Speaking of heavier Sci-Fi, the oldest short of the bunch, Phoenix 9, was directed by Amir Reichart (Guardian 2018) and written by Peer Gopfrich. It is about the Earth after an apocalyptic nuclear war, and nearly everywhere on Earth has been reduced to a scorched desert. The only hope for the survivors, like Claire (Daniela Flynn: Alien Origin 2012) and Warren (Paul Lange: Maybe Tomorrow 2014), is entry into a secret installation but this comes at a high price.
The dusty wastelands and CGI interfaces stick out after the fancy homes and apartments of the prior shorts, and there is even some technobabble. Otherwise, it is 1979’s Mad Max without the title character. Just survivor stress as the band barely stick together in search of their sanctuary. It has the quickest pace of the shorts, with plenty going on from the start. The visuals are not half-bad either – better than some feature-length flicks.
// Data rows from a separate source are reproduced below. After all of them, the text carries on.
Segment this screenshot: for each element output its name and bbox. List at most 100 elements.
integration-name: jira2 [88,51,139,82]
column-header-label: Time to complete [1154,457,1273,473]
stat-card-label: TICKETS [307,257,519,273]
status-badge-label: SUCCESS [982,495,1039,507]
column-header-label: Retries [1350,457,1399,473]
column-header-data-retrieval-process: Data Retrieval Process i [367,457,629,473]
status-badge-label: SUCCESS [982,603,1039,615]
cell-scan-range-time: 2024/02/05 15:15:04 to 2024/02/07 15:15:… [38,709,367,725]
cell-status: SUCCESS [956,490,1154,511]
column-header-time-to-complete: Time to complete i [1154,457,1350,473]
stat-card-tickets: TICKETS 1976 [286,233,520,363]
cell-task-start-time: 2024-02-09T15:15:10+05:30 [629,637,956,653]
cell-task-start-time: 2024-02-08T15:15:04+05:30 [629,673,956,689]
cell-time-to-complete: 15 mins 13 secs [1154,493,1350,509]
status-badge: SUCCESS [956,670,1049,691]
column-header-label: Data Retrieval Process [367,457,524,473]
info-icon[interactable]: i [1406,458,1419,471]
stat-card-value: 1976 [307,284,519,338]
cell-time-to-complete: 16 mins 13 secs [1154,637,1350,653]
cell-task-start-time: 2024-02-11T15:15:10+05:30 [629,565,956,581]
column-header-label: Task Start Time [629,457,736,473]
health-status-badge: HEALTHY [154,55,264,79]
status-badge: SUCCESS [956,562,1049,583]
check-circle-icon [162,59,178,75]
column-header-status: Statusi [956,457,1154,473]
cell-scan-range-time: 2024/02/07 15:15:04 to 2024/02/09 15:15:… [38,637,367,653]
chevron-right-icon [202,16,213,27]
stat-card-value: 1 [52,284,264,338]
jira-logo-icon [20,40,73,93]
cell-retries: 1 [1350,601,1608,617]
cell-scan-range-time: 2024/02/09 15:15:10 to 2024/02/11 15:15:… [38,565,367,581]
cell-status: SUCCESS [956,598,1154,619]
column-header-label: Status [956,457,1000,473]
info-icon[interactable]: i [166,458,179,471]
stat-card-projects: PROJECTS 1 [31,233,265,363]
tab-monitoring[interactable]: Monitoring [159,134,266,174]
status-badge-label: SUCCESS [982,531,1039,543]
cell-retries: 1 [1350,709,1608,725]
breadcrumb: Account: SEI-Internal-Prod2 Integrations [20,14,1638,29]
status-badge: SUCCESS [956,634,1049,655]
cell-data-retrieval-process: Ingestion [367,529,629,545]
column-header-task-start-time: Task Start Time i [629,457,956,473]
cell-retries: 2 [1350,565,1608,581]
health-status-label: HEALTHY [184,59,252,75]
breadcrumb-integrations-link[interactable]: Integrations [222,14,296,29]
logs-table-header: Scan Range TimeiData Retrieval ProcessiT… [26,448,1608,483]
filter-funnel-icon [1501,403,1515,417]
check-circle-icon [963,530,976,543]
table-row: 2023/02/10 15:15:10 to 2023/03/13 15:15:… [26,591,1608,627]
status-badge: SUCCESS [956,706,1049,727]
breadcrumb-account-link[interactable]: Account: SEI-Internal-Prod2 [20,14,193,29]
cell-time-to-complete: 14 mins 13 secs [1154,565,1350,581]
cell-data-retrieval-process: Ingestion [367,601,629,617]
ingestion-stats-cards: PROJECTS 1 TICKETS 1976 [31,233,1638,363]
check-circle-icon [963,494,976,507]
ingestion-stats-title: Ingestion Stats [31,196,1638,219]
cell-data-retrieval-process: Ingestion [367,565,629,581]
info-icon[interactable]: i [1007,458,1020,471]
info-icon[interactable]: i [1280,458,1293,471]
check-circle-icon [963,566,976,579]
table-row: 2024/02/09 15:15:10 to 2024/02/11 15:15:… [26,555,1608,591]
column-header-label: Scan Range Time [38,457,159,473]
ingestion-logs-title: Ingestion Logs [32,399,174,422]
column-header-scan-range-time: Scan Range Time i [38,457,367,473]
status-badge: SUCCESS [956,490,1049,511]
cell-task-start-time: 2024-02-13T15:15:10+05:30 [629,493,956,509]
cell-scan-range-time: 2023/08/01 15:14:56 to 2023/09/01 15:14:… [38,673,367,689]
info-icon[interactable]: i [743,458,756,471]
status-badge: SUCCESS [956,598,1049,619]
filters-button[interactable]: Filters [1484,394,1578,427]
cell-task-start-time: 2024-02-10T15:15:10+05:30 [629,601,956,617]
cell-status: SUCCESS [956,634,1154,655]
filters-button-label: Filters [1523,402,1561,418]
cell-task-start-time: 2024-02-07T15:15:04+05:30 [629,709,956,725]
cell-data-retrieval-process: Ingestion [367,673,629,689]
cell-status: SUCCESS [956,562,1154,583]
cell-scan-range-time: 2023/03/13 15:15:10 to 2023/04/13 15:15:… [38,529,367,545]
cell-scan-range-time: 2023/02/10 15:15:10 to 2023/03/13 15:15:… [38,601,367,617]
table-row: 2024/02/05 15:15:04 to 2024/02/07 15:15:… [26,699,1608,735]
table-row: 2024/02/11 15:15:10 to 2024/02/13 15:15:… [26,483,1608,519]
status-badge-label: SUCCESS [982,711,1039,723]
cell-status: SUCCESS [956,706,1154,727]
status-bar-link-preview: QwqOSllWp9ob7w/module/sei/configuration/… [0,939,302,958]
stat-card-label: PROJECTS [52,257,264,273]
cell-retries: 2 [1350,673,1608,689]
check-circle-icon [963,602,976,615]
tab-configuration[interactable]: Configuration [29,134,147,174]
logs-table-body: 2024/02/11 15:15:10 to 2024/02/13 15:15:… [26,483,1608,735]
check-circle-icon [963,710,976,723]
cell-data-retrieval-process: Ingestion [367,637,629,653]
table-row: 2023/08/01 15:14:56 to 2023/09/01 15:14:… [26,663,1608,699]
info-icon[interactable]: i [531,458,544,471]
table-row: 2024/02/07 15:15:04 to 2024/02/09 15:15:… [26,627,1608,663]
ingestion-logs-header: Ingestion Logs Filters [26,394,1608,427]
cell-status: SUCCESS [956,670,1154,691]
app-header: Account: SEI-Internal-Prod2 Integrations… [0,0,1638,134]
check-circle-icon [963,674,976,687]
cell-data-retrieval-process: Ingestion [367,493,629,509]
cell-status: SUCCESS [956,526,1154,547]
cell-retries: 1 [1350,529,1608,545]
The drama is not as strong as IN/FINITE or Seed, but it still holds up. In fact, it might have been the strongest film overall if it was not for the ending: no clues this time, it just stops.
Not to be excluded, there is also Redux by writer and director Vitaly Verlov (Forever After 2011) has a scientist (Russell Bradley Fenton: PawParazzi 2018) trying to send a message back in time before he can be caught by his boss (Roberts) and his security team. That is pretty much it. There is not even much dialogue, but plenty of its Refn-meets-Vangelis soundtrack. While it is technically sound, and Roberts gets a payday, one could hit Skip on the DVD remote or on-screen player by accident at the start and not miss a thing.
This is where things get weird. Some of the pre-release info of the film said there would be an extra short by French Director Marc-Henri Boulier (All Men Are Called Robert 2010)- likely his 2015 A.I. film Juliet, but that is not what is on offer. The final short is the pilot episode of 2017’s New York 2150 series, written and directed by Harry Assouline (Conundrum! 2018). Here, a bounty hunter named Jayden Jaxon (Kalen J. Hall: The Kidnapping of a Fish 2016) teams up with ex-cop Mac Cole (Marcus Brandon: In the Shadows of Sugar Hill 2017) to take down a serial killer for a good price.
It has the heaviest Sci-Fi theme of all the shorts- flying cars, space stations, spaceships, and other fancy doodads. And while they do not look as high-end as Phoenix 9, they manage to mostly hold up. Unfortunately, the acting is not as hot as in the prior shorts, and the dialogue is rather cheesy too. Despite all of this, New York 2150 manages to be entertaining in that corny, Action movie way. The biggest bugbear is the ending, which is left open because other episodes were meant to carry the story.
So, 5 Galaxies is a very mixed bag. Seed and IN/FINITE have legit cinematic chops, though they are rather slow-paced. Phoenix 9 had the pace and okay drama, but somehow disappeared into another dimension before the goal line. One could blink and miss Redux altogether, and New York 2150 is cornball gold. It does not help that only one short – IN/FINITE – has a straightforward ending.
Overall, Sci-Fi fans might be entertained, though even they would be best advised to stick to catching it digitally or see if the best shorts have separate releases elsewhere. Because as a total package, Cryptic Rock gives 5 Galaxies 3 out of 5 stars.